Sudan Egemenlik Konseyi Başkanı ve Ordu Komutanı Orgeneral Abdulfettah el-Burhan (AFP)
Sudan Egemenlik Konseyi Başkanı ve Ordu Komutanı Orgeneral Abdulfettah el-Burhan (AFP)

Sudan’da bir yandan ordu ile Hızlı Destek Kuvvetleri arasında, Hızlı Destek Kuvvetleri’nin orduya entegre edilmesiyle ilgili mevcut anlaşmazlık sürerken Sudan Silahlı Kuvvetleri tarafından Hartum’un merkezindeki genel karargahının etrafına inşa edilen yüksek beton duvar tartışmalara yol açtı. Diğer taraftan ordunun hükümetten çekilmesi ve sivillere teslim edilmesini öngören çerçeve anlaşmaya göre Birleşik Komutanlık kurulması konusundaki anlaşmazlık da devam ediyor.

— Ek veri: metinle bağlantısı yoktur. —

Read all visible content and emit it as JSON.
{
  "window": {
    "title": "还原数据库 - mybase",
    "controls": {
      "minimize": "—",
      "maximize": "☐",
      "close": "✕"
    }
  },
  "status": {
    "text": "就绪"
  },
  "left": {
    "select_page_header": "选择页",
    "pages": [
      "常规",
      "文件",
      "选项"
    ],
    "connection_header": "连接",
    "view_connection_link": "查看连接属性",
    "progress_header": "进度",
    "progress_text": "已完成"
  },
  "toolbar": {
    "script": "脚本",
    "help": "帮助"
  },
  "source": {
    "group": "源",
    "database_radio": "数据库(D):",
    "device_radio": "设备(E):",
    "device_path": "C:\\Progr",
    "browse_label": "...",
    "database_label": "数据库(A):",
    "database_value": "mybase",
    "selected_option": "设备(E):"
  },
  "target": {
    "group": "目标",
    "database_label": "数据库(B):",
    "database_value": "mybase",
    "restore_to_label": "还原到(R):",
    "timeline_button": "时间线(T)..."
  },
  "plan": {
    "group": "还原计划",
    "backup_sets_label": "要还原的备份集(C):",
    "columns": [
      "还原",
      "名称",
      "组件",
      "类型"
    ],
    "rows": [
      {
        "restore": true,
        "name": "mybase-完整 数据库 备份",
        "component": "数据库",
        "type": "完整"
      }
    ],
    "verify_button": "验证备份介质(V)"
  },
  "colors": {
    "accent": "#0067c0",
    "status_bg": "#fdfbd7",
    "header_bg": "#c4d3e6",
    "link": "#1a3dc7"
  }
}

Hartum’un doğusunda yer alan Sudan Genelkurmay Başkanlığı karargahı, ülkedeki kanlı olaylara tanık olan oturma eylemleri sırasında dahi sağlam duvarlarla korunmamıştı. Karargahın bitişiğindeki meydanda, 2019 yılının nisan ayında eski Devlet Başkanı Ömer el-Beşir iktidarının düşmesine yol açan ve yaklaşık iki ay boyunca kanlı olayların yaşandığı, yüzlerce kişinin hayatını kaybettiği kalabalık oturma eylemleri düzenlendi. Haziran ayında oturma eylemlerinin bastırılmasının ardından ordu, Genelkurmay Başkanlığı karargahının batı tarafına kum çuvalları yığdı. Daha sonra ordunun mühendislik departmanları oturma eylemlerinin düzenlendiği meydanı ile ordunun idari ofislerini birbirinden ayırmak için karargahın güneybatı tarafına devasa ve yüksek bir beton duvar inşa etmeye başladı.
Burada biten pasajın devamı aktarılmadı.